According to opposition leaders, the answer is that President Kenyatta is seeking to manipulate the terrorist attacks in order to undermine the position of opposition parties. Following a period of self-imposed exile in the United States, Kenyatta’s main rival, Raila Odinga, recently returned to Kenya. Even since, relations between Kenyatta’s government and Odinga’s Orange Democratic Movement (ODM) have deteriorated. Having failed to persuade the government to openly engage with his party over the numerous problems that marred the 2013 general elections, the ODM has embarked on a campaign of non-violent direct action. Most significantly, Odinga took the bold move of announcing that a rally would take place on 7 July – Saba Saba – a day that Kenyans associate with the mass protests against authoritarian rule that ultimately paved the way for the reintroduction of multiparty politics.

Despite government claims that this was an unsuitable time to call for mass protests, Odinga indicated he was determined to take his supporters to the streets unless Kenyatta responded to his demand for national dialogue by 6 July. In response, government officials warned that if Cord leaders do hold a rally they will do so “at their own risk”; a thinly veiled threat that harsh treatment would be meted out to anyone seen to threaten law and order. Ultimately, the 7 July rally did go ahead thereby providing an opportunity for Odinga to reveal a new 13-point reform agenda specifically targeting what he sees as the executive overreach of the Jubilee government. The attendance was neither particularly impressive nor embarrassing, and so has not radically changed the momentum of opposition politics. Despite some provocation, the police demonstrated considerable restraint, which helped to prevent an escalation of the protest.
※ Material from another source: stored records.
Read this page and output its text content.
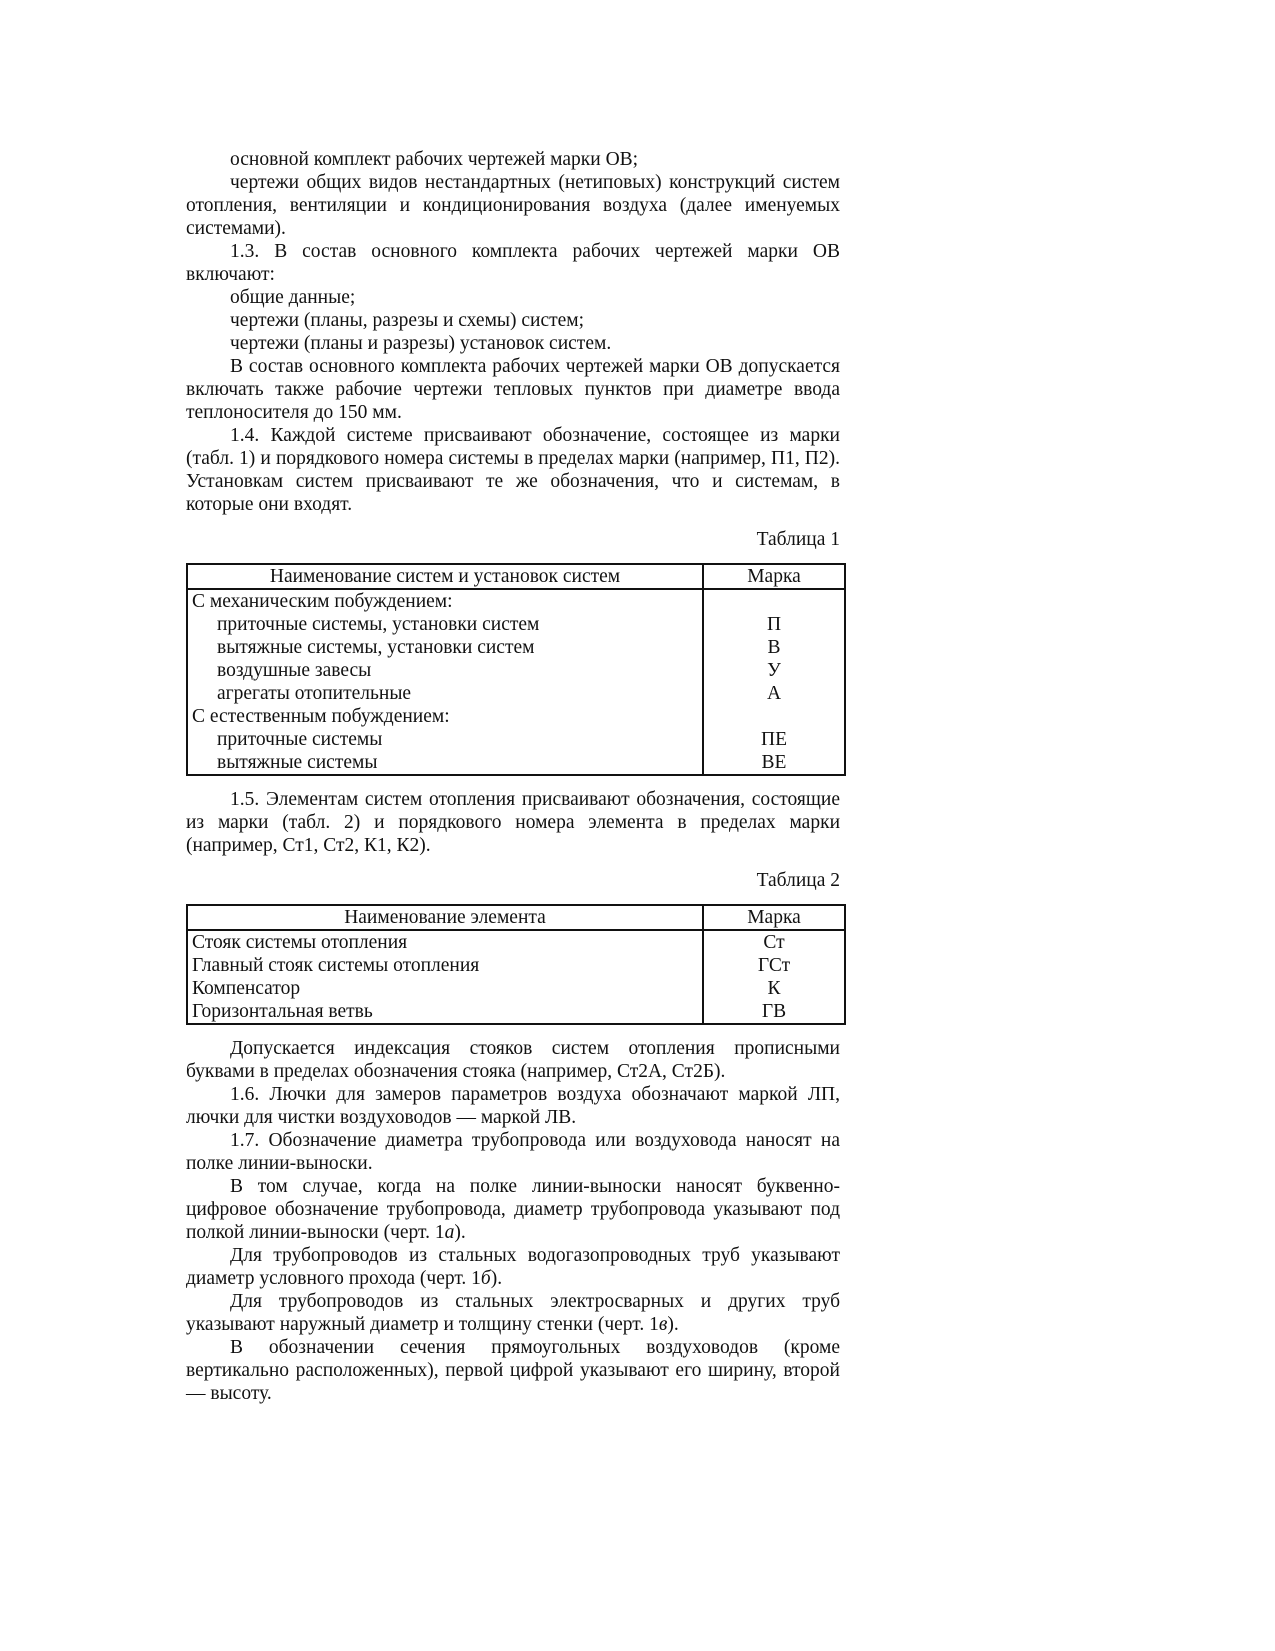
основной комплект рабочих чертежей марки ОВ;

чертежи общих видов нестандартных (нетиповых) конструкций систем отопления, вентиляции и кондиционирования воздуха (далее именуемых системами).

1.3. В состав основного комплекта рабочих чертежей марки ОВ включают:

общие данные;

чертежи (планы, разрезы и схемы) систем;

чертежи (планы и разрезы) установок систем.

В состав основного комплекта рабочих чертежей марки ОВ допускается включать также рабочие чертежи тепловых пунктов при диаметре ввода теплоносителя до 150 мм.

1.4. Каждой системе присваивают обозначение, состоящее из марки (табл. 1) и порядкового номера системы в пределах марки (например, П1, П2). Установкам систем присваивают те же обозначения, что и системам, в которые они входят.

Таблица 1

Наименование систем и установок систем	Марка
С механическим побуждением:	
приточные системы, установки систем	П
вытяжные системы, установки систем	В
воздушные завесы	У
агрегаты отопительные	А
С естественным побуждением:	
приточные системы	ПЕ
вытяжные системы	ВЕ

1.5. Элементам систем отопления присваивают обозначения, состоящие из марки (табл. 2) и порядкового номера элемента в пределах марки (например, Ст1, Ст2, К1, К2).

Таблица 2

Наименование элемента	Марка
Стояк системы отопления	Ст
Главный стояк системы отопления	ГСт
Компенсатор	К
Горизонтальная ветвь	ГВ

Допускается индексация стояков систем отопления прописными буквами в пределах обозначения стояка (например, Ст2А, Ст2Б).

1.6. Лючки для замеров параметров воздуха обозначают маркой ЛП, лючки для чистки воздуховодов — маркой ЛВ.

1.7. Обозначение диаметра трубопровода или воздуховода наносят на полке линии-выноски.

В том случае, когда на полке линии-выноски наносят буквенно-цифровое обозначение трубопровода, диаметр трубопровода указывают под полкой линии-выноски (черт. 1а).

Для трубопроводов из стальных водогазопроводных труб указывают диаметр условного прохода (черт. 1б).

Для трубопроводов из стальных электросварных и других труб указывают наружный диаметр и толщину стенки (черт. 1в).

В обозначении сечения прямоугольных воздуховодов (кроме вертикально расположенных), первой цифрой указывают его ширину, второй — высоту.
Amidst this atmosphere of accusation and counter-accusation, opposition leaders claim that President Kenyatta’s attempts to draw a connection between terrorist attacks and “local political networks” is motivated by his desire to solidify his own position in the face of sustained criticism. If Kenyans can be persuaded that opposition parties represent a genuine security risk, it will be far easier to ban their activities and intimidate their leaders. However, while this strategy may play well with the President’s supporters, many of whom do not trust the ODM and have a strong antipathy to Odinga, it has served to further alienate his opponents and a number of prominent international donors, which is likely to further undermine the prospects for peace and political stability.